Back in December, we premiered Usted’s ‘Catorce Pagas’, an impromptu release, part of a three-song live session filmed at The Famous Gold Watch studios in Berlin. Truth be told, we were always expecting the following Usted release to surpass the former – and it does. As Roberto Miranda makes a point of approaching things in a fun way, shaking things up along the road, he is now back with ’No Sufro’.
Co-produced by Berlin-based DJ and producer, Kurt Korthals and Miranda himself during a trip to his hometown in Santa Cruz de Tenerife, ‘No Sufro’ was constructed over an old Afro Venezuelan rhythm pattern taken from the archives of musicologist Oswaldo Lares.
The video is the product of three distinct visions coming together, combining the efforts of Amsterdam-based director, Xar Lee, Diego Delgado (Octubre.tv, Berlin) and Tenerife graphic designer, Mauro Sánchez. It’s an extremely fun and sharp outcome, only deliverable by Usted.
We invited Roberto Miranda to shares with us the songs that contributed to the development of his musical taste, artistry and alter-ego. Dive in!
Prince – Batdance
Where to start? The first superhero movie ever to use latex as a way to reimagine those impossible outfits, with a short, balding comedian playing Batman, Jack Nicholson as the Joker, and PRINCE DOING THE SOUNDTRACK? This shit defined my childhood. Is there a longer, weirder, more fragmented mainstream hit single than ‘Batdance’?
(From the archive of Oswaldo Lares) – ‘Quitiplás’
I learned about this Maracaibo musicologist through an exhibition that my friend Sol Calero helped organise in Berlin some years ago. After being introduced to certain elements of Venezuelan’s oldest traditional music culture, it has become a very frequent procedure in Usted’s music to try and build a pop song by just singing over one very specific, hypnotic rhythm pattern, using no harmonic elements at all.
I think that if you nail those two elements alone, the rest comes on its own. Here’s a challenge: Play this video to the end and let the beat suggest a voice of its own. If you do it carefully, you should be able to start hearing your own new tune over it.
Micachu and the Shapes – Heaven (Live)
Sorry, I’ve got no story about this song. It’s just that I watched this particular performance of it so many times and felt it would only be fair to include it here. It might be some approximate idea of “tidy punk” that I associate with it and which I like to adopt as a way to (ideally) present my own sound when I perform live. I don’t know. I just relate to this one so much. I want more band albums from Mica Levi!

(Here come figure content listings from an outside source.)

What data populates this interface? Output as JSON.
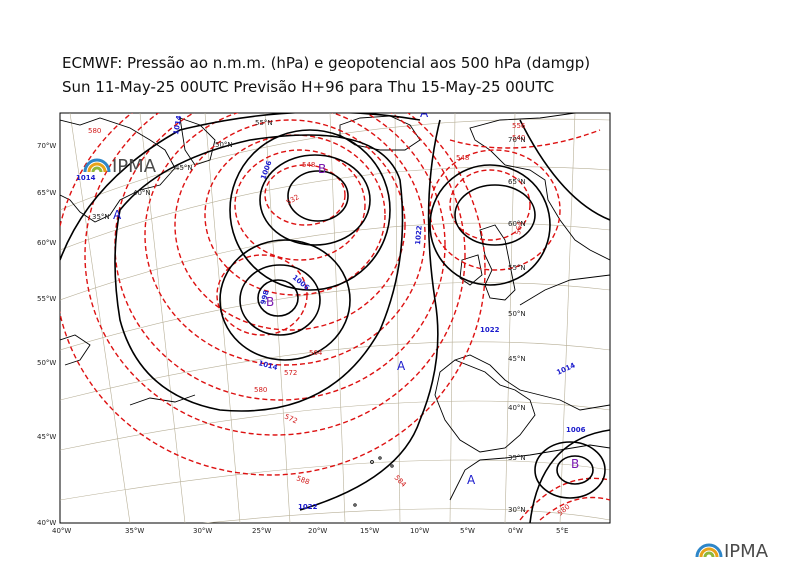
{
  "title_line1": "ECMWF:  Pressão ao n.m.m. (hPa) e geopotencial aos 500 hPa (damgp)",
  "title_line2": "Sun 11-May-25 00UTC Previsão H+96 para Thu 15-May-25 00UTC",
  "logo_text": "IPMA",
  "bottom_axis_labels": [
    "40°W",
    "35°W",
    "30°W",
    "25°W",
    "20°W",
    "15°W",
    "10°W",
    "5°W",
    "0°W",
    "5°E"
  ],
  "left_axis_labels": [
    "70°W",
    "65°W",
    "60°W",
    "55°W",
    "50°W",
    "45°W",
    "40°W"
  ],
  "graticule_labels": [
    "55°N",
    "50°N",
    "45°N",
    "40°N",
    "35°N",
    "70°N",
    "65°N",
    "60°N",
    "55°N",
    "50°N",
    "45°N",
    "40°N",
    "35°N",
    "30°N"
  ],
  "pressure_labels": [
    "1014",
    "1014",
    "1006",
    "1022",
    "1006",
    "998",
    "1014",
    "1022",
    "1014",
    "1006",
    "1022"
  ],
  "geopotential_labels": [
    "580",
    "532",
    "548",
    "564",
    "572",
    "580",
    "588",
    "548",
    "572",
    "584",
    "580",
    "564",
    "556",
    "540"
  ],
  "centers": [
    {
      "letter": "A",
      "type": "high"
    },
    {
      "letter": "B",
      "type": "low"
    },
    {
      "letter": "B",
      "type": "low"
    },
    {
      "letter": "A",
      "type": "high"
    },
    {
      "letter": "A",
      "type": "high"
    },
    {
      "letter": "A",
      "type": "high"
    },
    {
      "letter": "B",
      "type": "low"
    }
  ],
  "colors": {
    "isobar": "#000000",
    "geopotential": "#dd1111",
    "label_blue": "#1a1acc",
    "land_outline": "#000000",
    "graticule": "#b0a890"
  }
}
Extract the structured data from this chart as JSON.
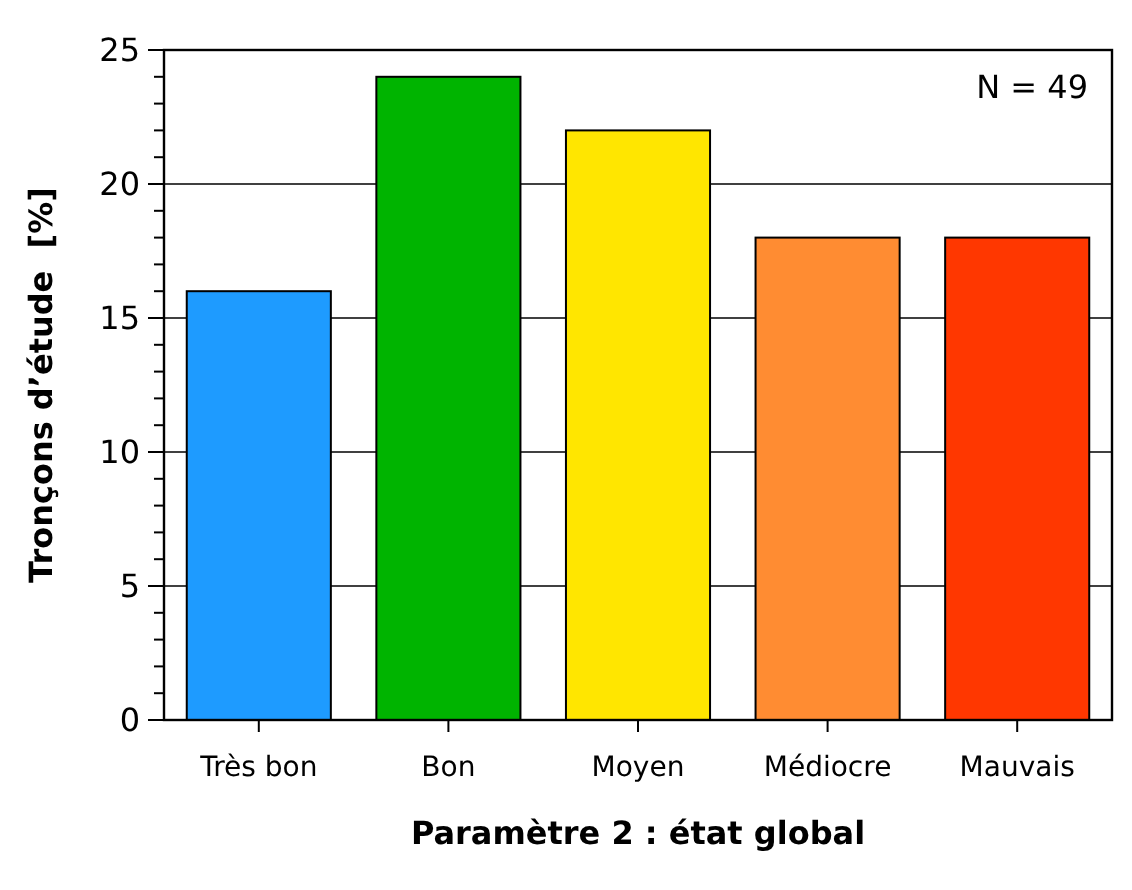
{
  "chart_data": {
    "type": "bar",
    "xlabel": "Paramètre 2 : état global",
    "ylabel": "Tronçons d’étude  [%]",
    "categories": [
      "Très bon",
      "Bon",
      "Moyen",
      "Médiocre",
      "Mauvais"
    ],
    "values": [
      16,
      24,
      22,
      18,
      18
    ],
    "colors": [
      "#1e9bff",
      "#00b400",
      "#ffe600",
      "#ff8c32",
      "#ff3700"
    ],
    "ylim": [
      0,
      25
    ],
    "yticks": [
      0,
      {
        "value": 1,
        "label": null
      },
      {
        "value": 2,
        "label": null
      },
      {
        "value": 3,
        "label": null
      },
      {
        "value": 4,
        "label": null
      },
      5,
      {
        "value": 6,
        "label": null
      },
      {
        "value": 7,
        "label": null
      },
      {
        "value": 8,
        "label": null
      },
      {
        "value": 9,
        "label": null
      },
      10,
      {
        "value": 11,
        "label": null
      },
      {
        "value": 12,
        "label": null
      },
      {
        "value": 13,
        "label": null
      },
      {
        "value": 14,
        "label": null
      },
      15,
      {
        "value": 16,
        "label": null
      },
      {
        "value": 17,
        "label": null
      },
      {
        "value": 18,
        "label": null
      },
      {
        "value": 19,
        "label": null
      },
      20,
      {
        "value": 21,
        "label": null
      },
      {
        "value": 22,
        "label": null
      },
      {
        "value": 23,
        "label": null
      },
      {
        "value": 24,
        "label": null
      },
      25
    ],
    "grid": "y",
    "annotations": [
      "N = 49"
    ]
  }
}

Harry Nilsson – Kojak Columbo
Deep in my heart, I’m just a classic rock geek trying not to mention the most obvious influences to sound cooler than I really am. But it’s just something about the way they made records in the sixties and seventies, maaaan! I thought I’d include Harry Nilsson here: an artist that was very much part of the consciousness of the “Beatles era” but still remains relatively obscure. The reason why I chose this tune, in particular, is because it includes a drum’n’horns groove which I think about (at least) once a week. I think it’s actually Ringo playing on it.
Beck – Nicotine and Gravy
It often takes two or more listens until we can say “YES, I like that”. But back in 1999, I remember getting a tape with Beck’s brand new ‘Midnite Vultures’ and thinking: “was this whole record designed especially for me???”. To this day, it remains the only album that I 100% liked since the very first listen. I might have worked out the reason by now: extremely complex, entertaining production and arrangements while keeping the lead vocal melodies as simple as possible. Thanks for the tip, Beck!